No, you don’t have to plant them in front of the TV while you prepare dinner (not that we’d judge if you did!). But instead, teach them new things and enjoy quality Mommy-and-me time with these suggestions.
Get kid-size equipment. "My daughter has her own apron, measuring cup, and plastic spoons so she feels grown up when we bake," says Kristy Branham, a mom of two from Boston, Massachusetts "I even turn it into a counting lesson as she helps pour cups of flour into, say, cookie batter."
Let them imitate you. As you prep, let kids play with pots, spoons, even empty plastic spice jars. Keep a few low kitchen drawers and cabinets stocked with safe kitchen items.
Don’t stress over appearance. "Setting the table is one way kids can help, from very early on," says Dorie DeGeest, a mom of three in Austin, Texas. "But if it’s just our family, it doesn’t really matter how the table looks." Napkins folded wrong? Utensils not in the right place? No biggie. DeGeest also gives her toddler clean silverware (minus the sharp knives) to sort into the right sections of the silverware tray, a "puzzle" she enjoys.

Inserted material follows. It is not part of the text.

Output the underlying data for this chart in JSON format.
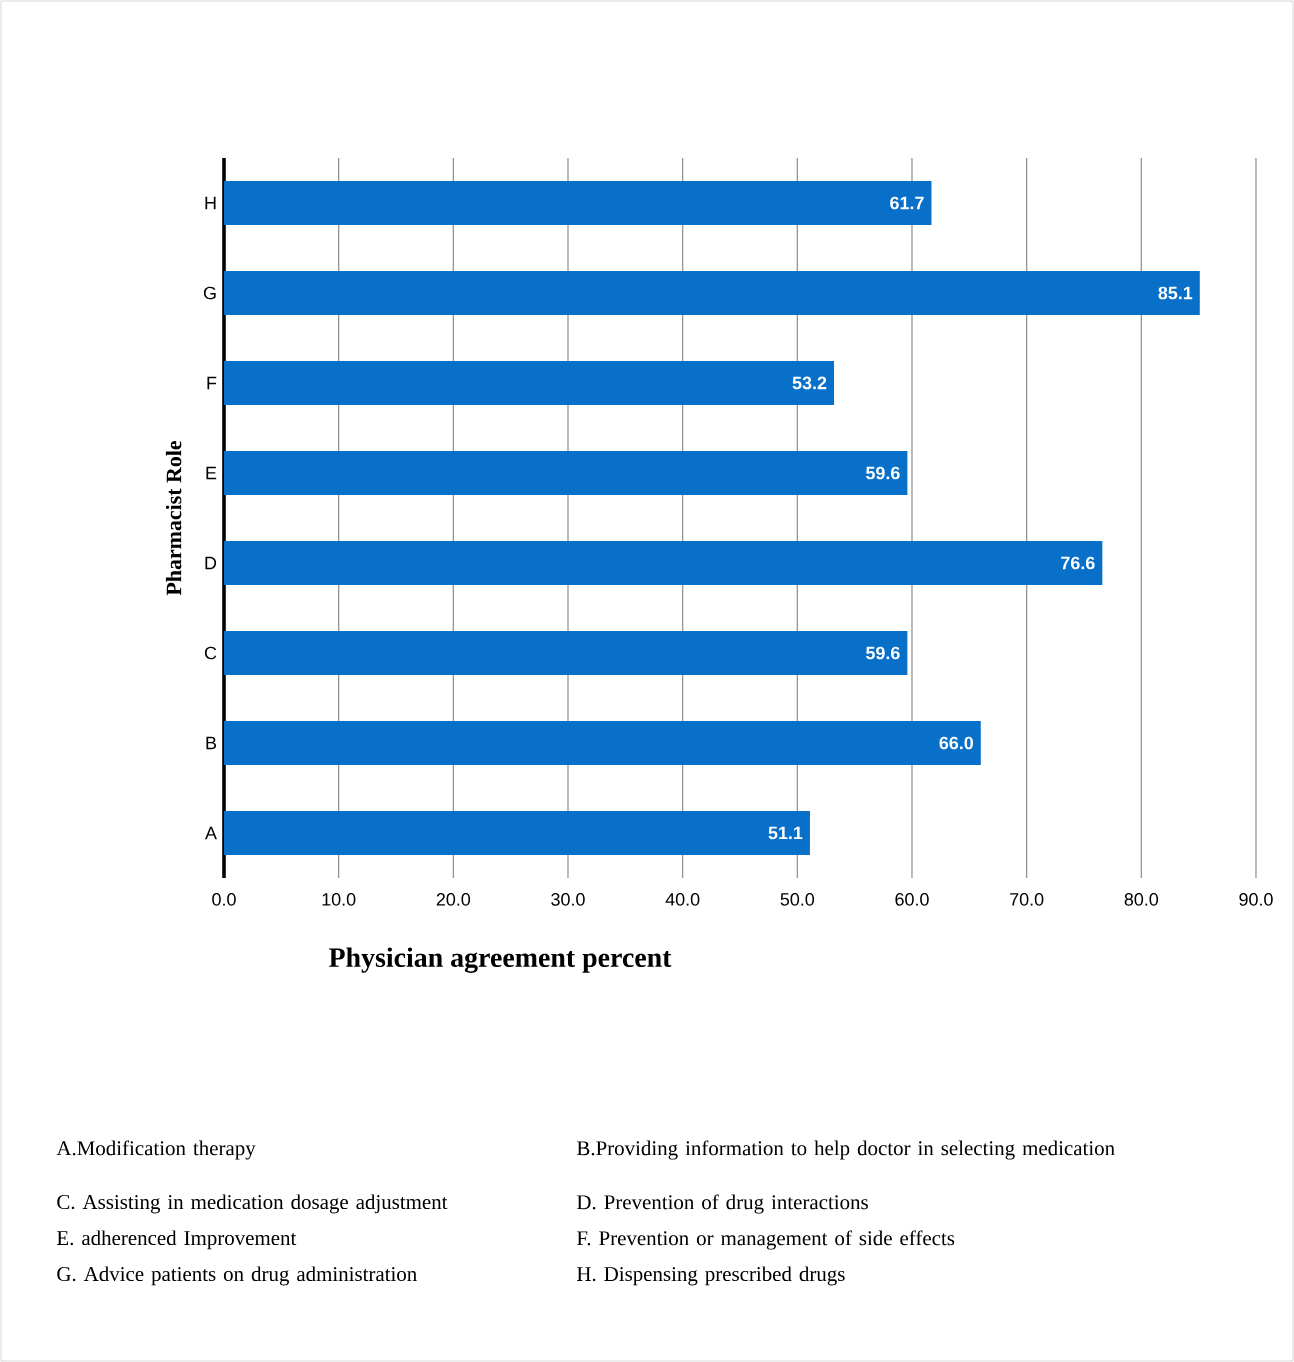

Do the green thing. "I give my boys a used jar and show them they can peel off the label and rinse it out," says DeGeest. "It’s funny: What seems like a dirty job to me is actually a lot of fun to them."
Don’t forget, safety first. "Honestly, if I’ve got three burners going on the stove, having a little guy right there is dangerous," says Benjamin David, a dad of one from Erie, Pennsylvania. "These days, we put him at the table with Play-doh so he can make pretend spaghetti or burgers or whatever we’re eating that night. That way he’s still near us and engaged in the cooking process, but minus the danger. Win-win."